Jukka Kola urges the universities to examine various paths to success in order to secure the nation’s future.
“Inevitably, we must address the demands and opportunities brought about by structural development. Genuine structural reforms must be made, not only in the name of the universities themselves, but in the name of the Finnish economy, competitiveness and education,” stressed Kola in his speech at the opening ceremony of the academic year.
Kola warns the universities that handling these matters incompetently would lead to handing over the task of carrying out the reform, along with their autonomy, to others, for example, to the Ministry of Education and Culture, not to mention the Ministry of Finance.

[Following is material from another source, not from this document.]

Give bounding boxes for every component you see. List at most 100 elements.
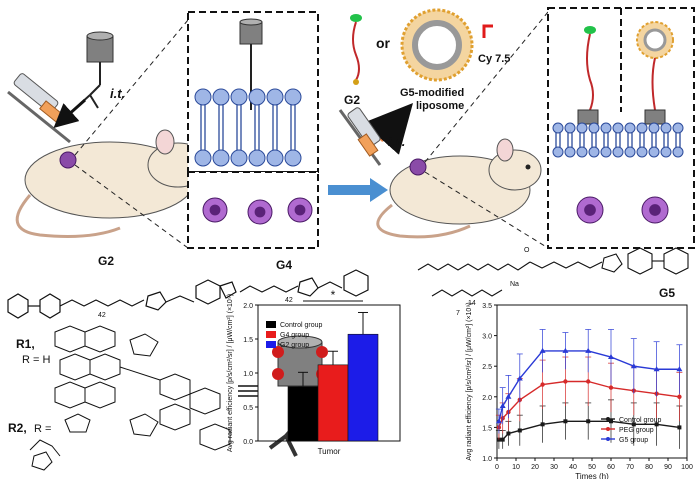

“Discussions and cooperation with the ministries need, of course, to continue, but the results must be more explicit and concrete than what we have seen so far. Working groups settling for compromises are not the solution in situations demanding reforms,” he points out.
Kola encourages universities to recognise their competitive edges and areas of emphasis in research and teaching. The University of Helsinki is the only Finnish university to rank among the leading 100 universities in the world.
”Do Finnish universities have the initiative to undertake a true reform, a structural reform that will help us meet the challenges of international competition?” Kola inquires.
He sees a great and continuous need for reform both inside and between universities. Kola would also reorganise research institutes outside the universities, government research institutes in particular.
Rector Kola is ready to launch reforms in his own university. He reminds his listeners that in 2010, in connection with the Finnish university reform, the University of Helsinki implemented a structural reorganisation significant by national standards, when it reduced the number of its departments from 75 to 24. Nevertheless, the new rector recommends that the University reassess the number of its units that can currently be found in its 15 locations around Finland, from Hanko in the south to Kilpisjärvi in the north.